I never really thought that state authorities had the ability to tell a person older16 that they HAD to go to school or effectively be under house arrest. Isn’t there some age of academic emancipation prior to 18?
The article doesn’t say which students will be made to wear the anklets.
I don’t know what Texas law is on mandatory attendance. In Tennessee, I think it may be required until the age of 17.
I don’t think they would have enough monitoring systems to go around where I used to teach. You can’t teach them unless they are there, yet these truants still count when considering a school’s success on the No Child Left Behind program.
Not in California. It’s 18.
So a 16 year old can’t say “school is not for me” and just begin working. Interesting.
What’s the problem here?
When you treat students like prisoners, they are going to act like prisoners. How many kids don’t go to school precisely because school has become a place where they are stripped of their basic human dignity? How can you expect people to act like responsible adults when you treat them with no respect?
Truants are truant for a reason. Something in school is not serving them well. Our resources would be better spent trying to figure out where things are going wrong than holding them as prisoners. A student that hates being at school THAT much is not going to get much out of it and is going to take away resources from students who truely want to learn.
Kids shouldn’t be slaves to the educational system.
They are not slaves. They have a right to due process and there are means for minors to leave school and carry on with life.
They just can’t simply throw their hands up in their one day, and say school’s not for them, and start workin’ somewhere.
Just sayin’.
You also can’t attend school half the time. Even if you are 18, if you are cutting class all the time, you can get hauled to truancy court. You have the option to withdraw from school, but if you chose to stay on the roll, you gotta accept the rules of the game.

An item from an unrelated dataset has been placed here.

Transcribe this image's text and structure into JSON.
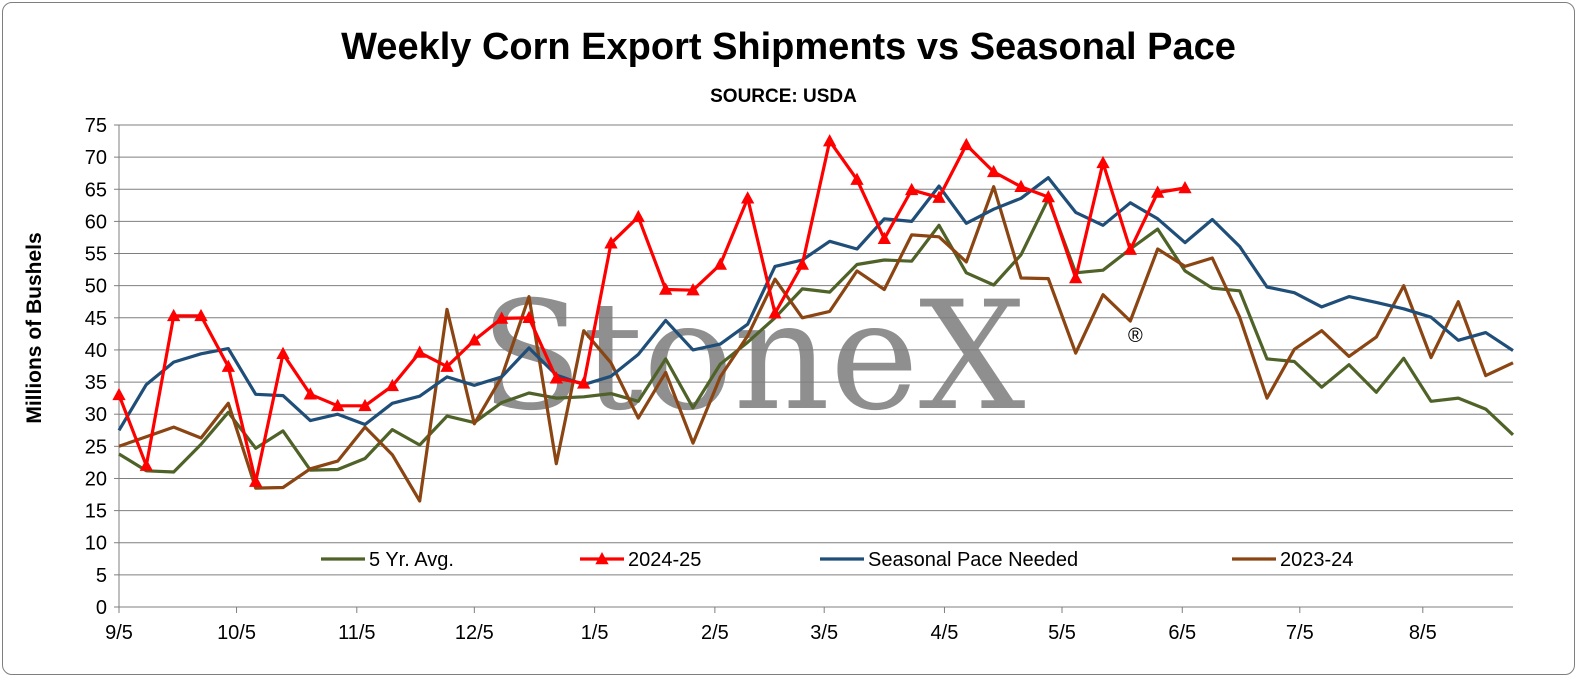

It’s really not that simple. Most of the things that keep kids from attending school are not things the school is really set up to deal with: drug addiction is a huge cause, significant family obligations (i.e., working to help support their family, or providing child care for the people that are working) are another. Other kids skip school because they see no utility in a diploma: they are illegal anyway, don’t think they can ever be legal, so what’s the point? (This is not entirely without merit. I have a former student about to start her master’s in engineering because she came here at 8 illegally and can’t get a job). Other kids have such huge complicated things going on in their lives–death, illness, depression–that they are trying as hard as they can just to stay functional, and school seems like so much ballast that can be thrown off. Other kids simply see no virtue in school and there’s no one to tell them to go, and so when the benefit of school seems nil and the alternative is sleeping in, smoking out, and jacking off all day . . . we can’t compete with that. All our resources and all our efforts cannot fix these things. The best we can do is help alleviate some of them.
On the other hand, you can’t just make it not the school’s problem to worry about truancy. I teach teenagers. I love teenagers. I have dedicated my life to the idea that kids are capable of great things. But kids are not adults. They don’t evaluate cost/benefit or opportunity cost like adults. They often make bad choices–even the best and the brightest of them. At 17 they need more rope than at 12, but they aren’t ready to be cut free of artificial consequences. It’d be like handing a 12 year old a bag of heroin, calmly and quietly explaining the perils of addiction, and then when they started shooting up, waving your hands in the air and saying “what could I do? I explained! I can’t make them chose to do the right thing!” In fact, it’s worse than that, because if you remove the responsibility for fighting truancy from the schools–if you let the school off the hook for the dismal test performance of those kids that miss 60% of the days they are supposed to be there–then the school’s got a hell of an incentive to drive off kids that are low performing, to make the kids that are half-interested and very possibly going to under perform into kids that are not interested at all and who wander off before test day. So you can’t just let schools off the hook, but you’ve gotta have some pity when they fail.
It’s a mess.
In PA one can drop out at 16 with parental consent (15 if employed, 14 if Amish). Students over 16 who miss to many days of school are simply dropped from the rolls (or at least that’s how my district handled it).